As I entered the cavernous gymnasium where I was to speak to a group of men and women, all of whom had lost a child to miscarriage, stillbirth or infant death, I saw the small group gathered together in the corner around a horseshoe-shaped table arrangement. Each of the participants of this daylong workshop for bereaved parents was bent over their workspace intently working on a project.

When I spoke with the coordinator of the workshop that was designed to provide hope for grieving parents, she explained that the group was engaged in creating an ornament to honor their baby and that the process of creating these memorials was a meaningful analogy to grief itself.

I watched each participant work with glue, torn bits of paper, photos and glitter, with the realization that the coordinator was absolutely right. What was visibly apparent during this activity was the chaos of the process of creation.

Each bereaved parent had to make some individual choices — choices that might represent the decisions with which they are faced, sometimes daily, on how to design and shape their own grief journey.

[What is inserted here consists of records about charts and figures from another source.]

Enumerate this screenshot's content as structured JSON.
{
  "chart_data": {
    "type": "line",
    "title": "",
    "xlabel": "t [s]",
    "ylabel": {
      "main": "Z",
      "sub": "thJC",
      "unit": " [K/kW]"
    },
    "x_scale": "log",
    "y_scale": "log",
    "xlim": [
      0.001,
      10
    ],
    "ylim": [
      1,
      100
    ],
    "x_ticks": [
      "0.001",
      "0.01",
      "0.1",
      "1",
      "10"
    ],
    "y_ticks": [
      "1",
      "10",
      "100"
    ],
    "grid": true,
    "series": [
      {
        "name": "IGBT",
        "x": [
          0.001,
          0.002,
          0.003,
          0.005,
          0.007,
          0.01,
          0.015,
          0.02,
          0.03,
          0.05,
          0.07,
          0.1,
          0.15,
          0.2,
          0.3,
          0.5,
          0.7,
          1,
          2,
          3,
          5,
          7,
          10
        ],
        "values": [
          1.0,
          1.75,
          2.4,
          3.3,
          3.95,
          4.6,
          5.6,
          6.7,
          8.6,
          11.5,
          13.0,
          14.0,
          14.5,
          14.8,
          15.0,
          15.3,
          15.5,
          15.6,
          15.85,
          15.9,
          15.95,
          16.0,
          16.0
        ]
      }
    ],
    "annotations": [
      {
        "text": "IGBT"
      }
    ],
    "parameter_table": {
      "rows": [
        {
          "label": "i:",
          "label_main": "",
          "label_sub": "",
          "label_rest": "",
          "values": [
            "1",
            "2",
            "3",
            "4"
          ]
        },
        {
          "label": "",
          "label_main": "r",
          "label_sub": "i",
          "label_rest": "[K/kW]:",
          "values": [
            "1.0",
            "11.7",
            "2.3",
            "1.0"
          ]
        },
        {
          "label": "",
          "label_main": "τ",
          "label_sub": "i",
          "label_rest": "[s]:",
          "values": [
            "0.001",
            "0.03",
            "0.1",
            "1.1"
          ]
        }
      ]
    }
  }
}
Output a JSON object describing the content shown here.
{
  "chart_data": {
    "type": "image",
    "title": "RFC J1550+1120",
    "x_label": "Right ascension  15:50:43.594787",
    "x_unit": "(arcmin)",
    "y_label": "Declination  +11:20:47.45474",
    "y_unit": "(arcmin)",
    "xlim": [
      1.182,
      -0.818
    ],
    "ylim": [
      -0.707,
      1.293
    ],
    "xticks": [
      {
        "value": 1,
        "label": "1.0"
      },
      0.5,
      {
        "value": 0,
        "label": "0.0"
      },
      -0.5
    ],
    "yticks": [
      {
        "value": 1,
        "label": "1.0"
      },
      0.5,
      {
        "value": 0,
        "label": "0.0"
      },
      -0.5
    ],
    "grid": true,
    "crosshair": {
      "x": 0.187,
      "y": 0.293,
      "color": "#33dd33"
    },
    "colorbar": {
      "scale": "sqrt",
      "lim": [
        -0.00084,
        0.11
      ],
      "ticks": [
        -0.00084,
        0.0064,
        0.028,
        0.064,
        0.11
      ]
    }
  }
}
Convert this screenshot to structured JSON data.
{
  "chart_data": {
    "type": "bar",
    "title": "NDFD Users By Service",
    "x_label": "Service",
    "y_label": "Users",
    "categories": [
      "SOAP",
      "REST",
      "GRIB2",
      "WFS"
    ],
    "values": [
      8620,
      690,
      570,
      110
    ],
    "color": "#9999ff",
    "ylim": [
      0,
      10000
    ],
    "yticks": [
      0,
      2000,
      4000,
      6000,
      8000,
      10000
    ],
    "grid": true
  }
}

What shape Styrofoam ball would form their idea of memory for the ornament might parallel the ability to identify their own personal style of mourning — the basis for healing of hearts. Choosing the color of torn paper they would use and how would they apply it to the ball might reflect the need to discover healthy ways to express their grief. And how they would fashion the photos and glitter to create just the right look for their memorial ornament speaks to the simple acts that allow them, and hopefully gives permission to others, to mourn individually and collectively for that which they have lost.

Following each of these artful choices the participants made the decision to act in an effort to move the activity forward. The tabletops were messy and littered, the hands of those grieving parents were sticky with glue, looking much like that of the disheveled spiritual landscape of any grief journey.

But in the end, after all the decisions had been made and the messy work accomplished, beautiful individually designed ornaments emerged. The fortitude it took to keep each bereaved parent on task brought him or her to a meaningful conclusion, much like the work of grief brings the bereaved in due time into a “new reality” where the memory of their lost loved one finds it’s rightful place.

My own experience with art in grief began years ago following the sudden death of my husband, Trent. Many of my young nieces and nephews found meaning and solace in their grief by drawing picture stories showcasing amazing landscapes dotted with angels and swing sets. Some were placed in the casket for my dear husband to take with him on his heavenward journey and others were gifted to me in a show of sympathy and solidarity. Twenty-three years later, I still cherish the crayon stick figures that spoke of the shared sadness of that time. In the simple art of those precious children we all found life.

I have since come to appreciate the use of art in so many grief support situations. A significant part of a grief education presentation I have given over the years for those who have lost a spouse includes a quiet time to reflect on where the participant is in the present moment on his/her grief journey and then time to draw that feeling. I have been continually edified by the responses that emerge.

Even with protests of “I can’t draw” or “I’m not an artist,” this activity moves us to the creative right brain domain where logic takes a back seat. When we draw, paint or create we reach deep into a place where we can let go of our logic and simply feel, even play a bit with our grief.

Many seminar participants have drawn boxes in which a small stick figure sits. Others design a path leading to heaven. One gentleman, when asked to share his drawing, showed a blank page, offering profoundly, “I don’t know where I am.”

I have learned that these artful activities heighten our awareness of how we’re feeling at any given point in our grief. And they can provide a healthy outlet for the expression of that grief.

So just as the activity I witnessed with such awe at the parent loss workshop that day mirrored the messiness of the grief journey, artwork can also offer one way to find the hope of healing in the chaos of grief. And what a meaningful way to mark our journeys!

So I’d like to propose this proverbial question: does art imitate life or the other way around? A little of both I hope.